Keunggulan ‘Iqdul Jawahir sebagai karya sastra terbukti dengan mendunianya karya ini di pelosok penujur negeri Muslim. Bahkan ketinggian bahasanya memerlukan syarah yang banyak ditulis oleh para ulama diantaranya adalah Al-’Allaamah Al-Faqih Asy-Syaikh Abu ‘Abdullah Muhammad bin Ahmad yang terkenal dengan panggilan Ba`ilisy yang wafat tahun 1299 H ‘Al-Qawl Al-Munji ‘ala Mawlid Al-Barzanji’ yang telah banyak kali diulang cetaknya di Mesir. Juga Syaikh Muhammad bin Ahmad ‘Ilyisy Al-Maaliki Al-’Asy’ari Asy-Syadzili Al-Azhari dengan kitab ’Al-Qawl Al-Munji ‘ala Maulid Al-Barzanji’. Beliau ini adalah seorang ulama besar keluaran Al-Azhar Asy-Syarif, bermazhab Maliki lagi Asy`ari dan menjalankan Thoriqah Asy-Syadziliyyah. Beliau lahir pada tahun 1217 H / 1802M dan wafat pada tahun 1299 H / 1882M. dan Juga Ulama Nusantara sendiri yaitu Syaikh Muhammad Nawawi Al-Bantani Al-Jawi turut menulis syarah yang lathifah bagi Maulid Al-Barzanji dan karangannya itu dinamakannya ‘Madaarijush Shu`uud ila Iktisaail Buruud’ kitab inilah yang sering dibaca diberbagai pesantren di Jawa secara kilatan (tiga atau dua kali pertemuan) dalam rangka memperingati hari maulid. Kemudian, Sayyid Ja’far bin Sayyid Isma`il bin Sayyid Zainal ‘Abidin bin Sayyid Muhammad Al-Hadi bin Sayyid Zain yang merupakan suami satu-satunya anak Sayyid Ja’far Al-Barzanji, juga telah menulis syarah bagi Maulid Al-Barzanj tersebut yang dinamakannya ‘Al-Kawkabul Anwar ‘ala ‘Iqdil Jawhar fi Maulidin Nabiyil Azhar’. Beliau juga telah menulis sebuah manaqib yang menceritakan perjalanan hidup dan ketinggian mertuanya Sayyid Ja’far Al-Barzanji dalam kitabnya “Ar-Raudhul A’thar fi Manaqib As-Sayyid Ja’far”.
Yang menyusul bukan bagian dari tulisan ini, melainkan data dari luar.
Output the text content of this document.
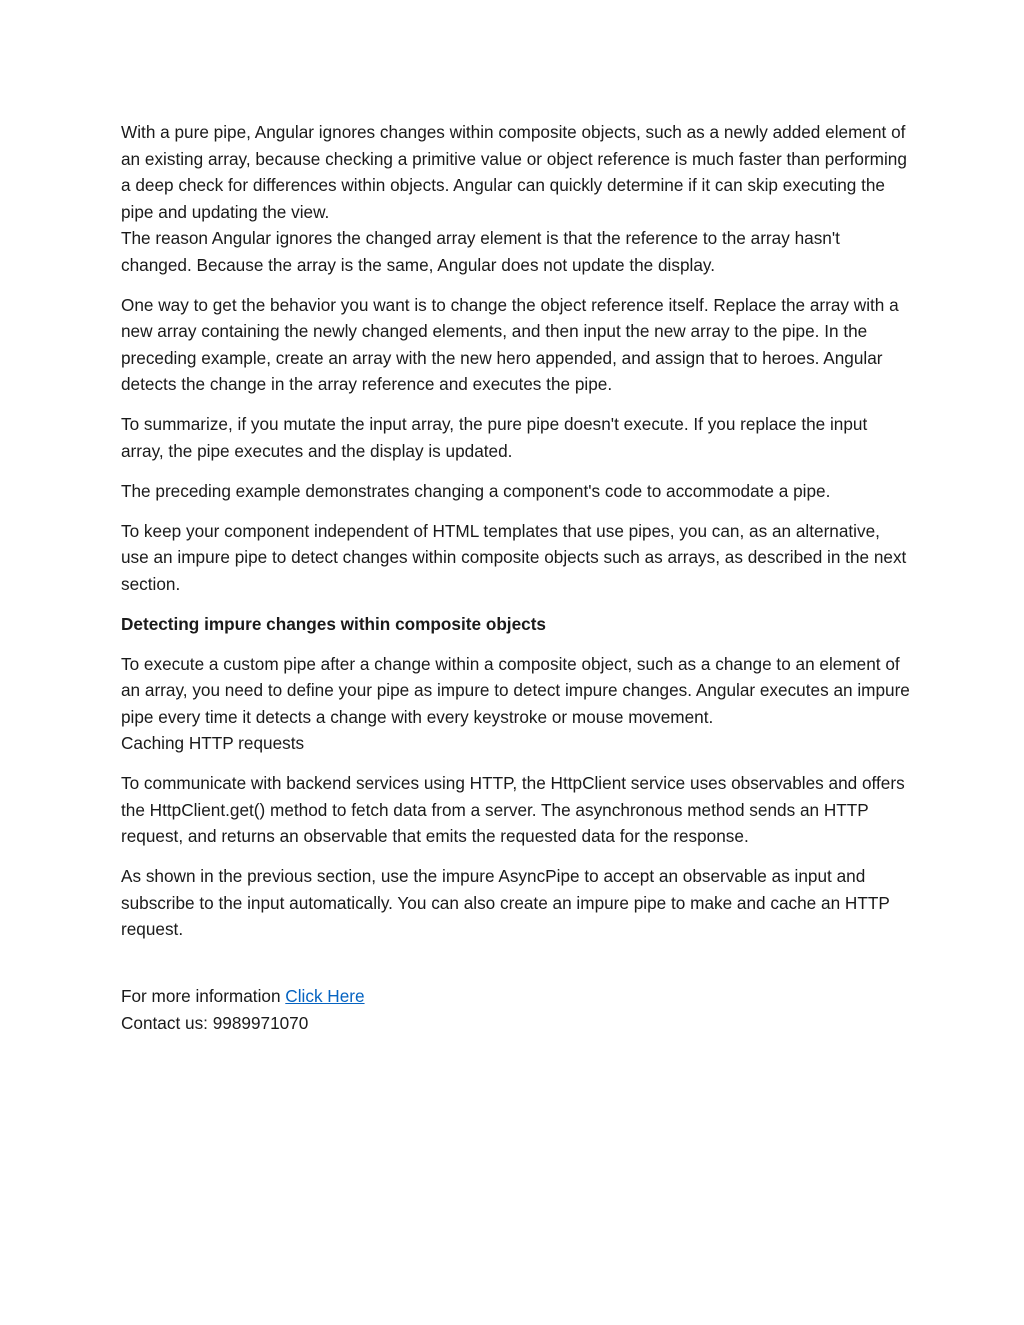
With a pure pipe, Angular ignores changes within composite objects, such as a newly added element of an existing array, because checking a primitive value or object reference is much faster than performing a deep check for differences within objects. Angular can quickly determine if it can skip executing the pipe and updating the view.
The reason Angular ignores the changed array element is that the reference to the array hasn't changed. Because the array is the same, Angular does not update the display.

One way to get the behavior you want is to change the object reference itself. Replace the array with a new array containing the newly changed elements, and then input the new array to the pipe. In the preceding example, create an array with the new hero appended, and assign that to heroes. Angular detects the change in the array reference and executes the pipe.

To summarize, if you mutate the input array, the pure pipe doesn't execute. If you replace the input array, the pipe executes and the display is updated.

The preceding example demonstrates changing a component's code to accommodate a pipe.

To keep your component independent of HTML templates that use pipes, you can, as an alternative, use an impure pipe to detect changes within composite objects such as arrays, as described in the next section.

Detecting impure changes within composite objects

To execute a custom pipe after a change within a composite object, such as a change to an element of an array, you need to define your pipe as impure to detect impure changes. Angular executes an impure pipe every time it detects a change with every keystroke or mouse movement.
Caching HTTP requests

To communicate with backend services using HTTP, the HttpClient service uses observables and offers the HttpClient.get() method to fetch data from a server. The asynchronous method sends an HTTP request, and returns an observable that emits the requested data for the response.

As shown in the previous section, use the impure AsyncPipe to accept an observable as input and subscribe to the input automatically. You can also create an impure pipe to make and cache an HTTP request.

For more information Click Here
Contact us: 9989971070
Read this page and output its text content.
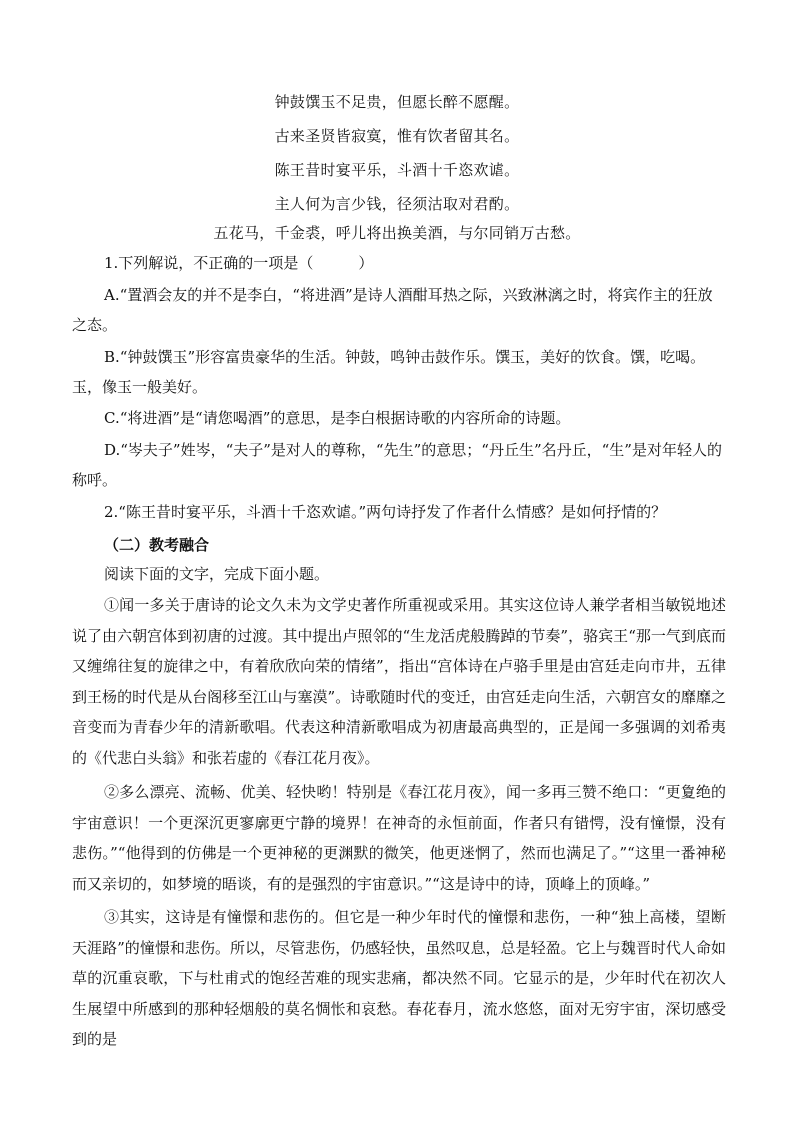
钟鼓馔玉不足贵，但愿长醉不愿醒。
古来圣贤皆寂寞，惟有饮者留其名。
陈王昔时宴平乐，斗酒十千恣欢谑。
主人何为言少钱，径须沽取对君酌。
五花马，千金裘，呼儿将出换美酒，与尔同销万古愁。
1.下列解说，不正确的一项是（　　　）
A.“置酒会友的并不是李白，“将进酒”是诗人酒酣耳热之际，兴致淋漓之时，将宾作主的狂放之态。
B.“钟鼓馔玉”形容富贵豪华的生活。钟鼓，鸣钟击鼓作乐。馔玉，美好的饮食。馔，吃喝。玉，像玉一般美好。
C.“将进酒”是“请您喝酒”的意思，是李白根据诗歌的内容所命的诗题。
D.“岑夫子”姓岑，“夫子”是对人的尊称，“先生”的意思；“丹丘生”名丹丘，“生”是对年轻人的称呼。
2.“陈王昔时宴平乐，斗酒十千恣欢谑。”两句诗抒发了作者什么情感？是如何抒情的？
（二）教考融合
阅读下面的文字，完成下面小题。
①闻一多关于唐诗的论文久未为文学史著作所重视或采用。其实这位诗人兼学者相当敏锐地述说了由六朝宫体到初唐的过渡。其中提出卢照邻的“生龙活虎般腾踔的节奏”，骆宾王“那一气到底而又缠绵往复的旋律之中，有着欣欣向荣的情绪”，指出“宫体诗在卢骆手里是由宫廷走向市井，五律到王杨的时代是从台阁移至江山与塞漠”。诗歌随时代的变迁，由宫廷走向生活，六朝宫女的靡靡之音变而为青春少年的清新歌唱。代表这种清新歌唱成为初唐最高典型的，正是闻一多强调的刘希夷的《代悲白头翁》和张若虚的《春江花月夜》。
②多么漂亮、流畅、优美、轻快哟！特别是《春江花月夜》，闻一多再三赞不绝口：“更夐绝的宇宙意识！一个更深沉更寥廓更宁静的境界！在神奇的永恒前面，作者只有错愕，没有憧憬，没有悲伤。”“他得到的仿佛是一个更神秘的更渊默的微笑，他更迷惘了，然而也满足了。”“这里一番神秘而又亲切的，如梦境的晤谈，有的是强烈的宇宙意识。”“这是诗中的诗，顶峰上的顶峰。”
③其实，这诗是有憧憬和悲伤的。但它是一种少年时代的憧憬和悲伤，一种“独上高楼，望断天涯路”的憧憬和悲伤。所以，尽管悲伤，仍感轻快，虽然叹息，总是轻盈。它上与魏晋时代人命如草的沉重哀歌，下与杜甫式的饱经苦难的现实悲痛，都决然不同。它显示的是，少年时代在初次人生展望中所感到的那种轻烟般的莫名惆怅和哀愁。春花春月，流水悠悠，面对无穷宇宙，深切感受到的是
Dengan demikian Al-Barzanji atau ‘Iqdul Jawahir adalah karya sastra berasaskan rasa cinta kepada paduka Nabi yang Mulia, yang entah mengapa karya ini berhasil menyemangati para tentara muslim dalam perang Salip dan berhasil mengembalikan Masjidil Aqsha. Untaian kata Indah yang dipadukan dengan tulusnya niat dengan penuh hormat dan harap mampu menarik berkah dari Rasulullah manusia yang Mulia. Demikian pula dengan pembacaan al-Barzanji di Nusantara, semua dilakukan dengan penuh pengharapan menanti syafaat di yaumil qiyamat .
Di kalangan pesantren tradisi membaca Al-barzanji ini disebut dengan berzanjenan. Bagi kaum Nahdliyyin Al-Barzanji menjadi salah satu cara bertawassul kepada Rasulullah saw. Dengan menuturkan kisah kehidupan Rasulullah saw dan bershalawat atasnya, orang mengharap adanya kebaikan dalam kehidupan.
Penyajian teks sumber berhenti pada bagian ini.